- Directed by: Ashwini Chaudhary
- Written by: Ashwini Chaudhary Surendra Chaudhary
- Produced by: Kumud Chaudhary
- Starring: Ashutosh Rana Arundhati Arun Bali Rajendra Gupta
- Cinematography: Ashok Behal
- Music by: Lalit Sen
- Release date: 5 October 2000;
- Country: India
- Language: Haryanvi

= Laado =

Laado ( Lovely daughter) is a 2000 Indian Haryanvi-language romance film directed and co-written by Ashwini Chaudhary, starring Ashutosh Rana and Arundhati.

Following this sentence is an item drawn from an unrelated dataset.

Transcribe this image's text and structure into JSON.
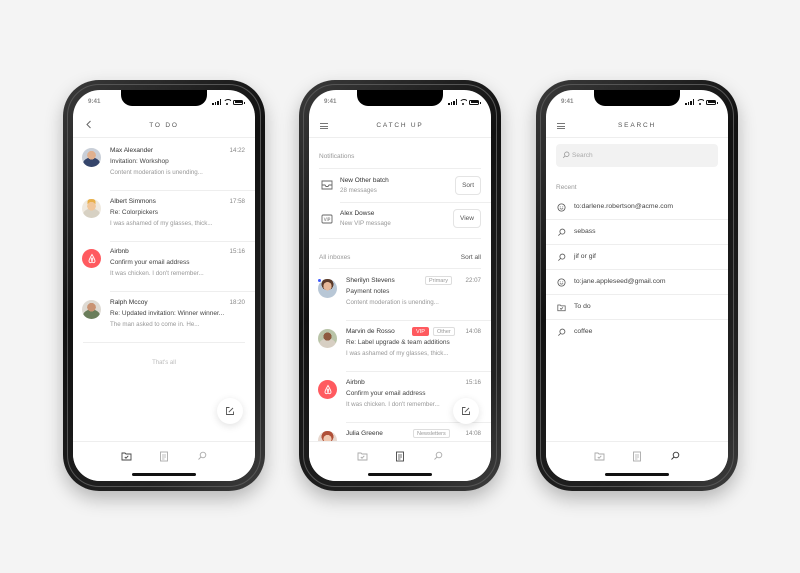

The film's music was composed by Lalit Sen and released on 5 October 2000.

==Plot==
Urmi is a young bride who has just got married. She is left behind in the village with her in-laws while her husband, Arvind, goes off to work in the big city. Her husband's cousin Inder falls in love with her and proposes. Unable to cope with her husband's neglect and her in-laws' pressure to have a child, Urmi begins a relationship with Inder. When their relationship is exposed, Urmi must deal not only with her family's accusations, but also with her lover's cowardice. Found guilty by the local village court, Urmi appeals to a court made up of all the village heads, where her husband's neglect and her lover's cowardice are exposed.

==Cast==
- Arundhati as Urmi
- Ashutosh Rana as Inder Dahiya
- Arun Bali as Chaudhary Nafe Singh
- Rajendra Gupta as Chaudhary Dilawar Singh
- Sri Vallabh Vyas as Chaudhary Jorawar Singh

==Soundtrack==

| Track# | Title | Singer(s) |
|---|---|---|
| 1 | "Banna Giri Chhuaare" | Udit Narayan & Poornima (singer) |
| 2 | "Saaman Laharya Re" | Udit Narayan & Kavita Krishnamurthy |
| 3 | "Deewani Main Deewani" | Ashok Masti |
| 4 | "Paani Aali" | Rajendra Kharkiya |
| 5 | "He Ramji" | Alka Yagnik |
| 6 | "Aadhi Si Raat" | Poornima (singer) |
| 7 | "Mhaari Gali Me Sapera" | Harsha & Poornima (singer) |

==Awards==
- Won the Indira Gandhi Award for Best Debut Film of a Director at the 2000 National Film Awards. This was the first time a Haryanvi movie won a national award.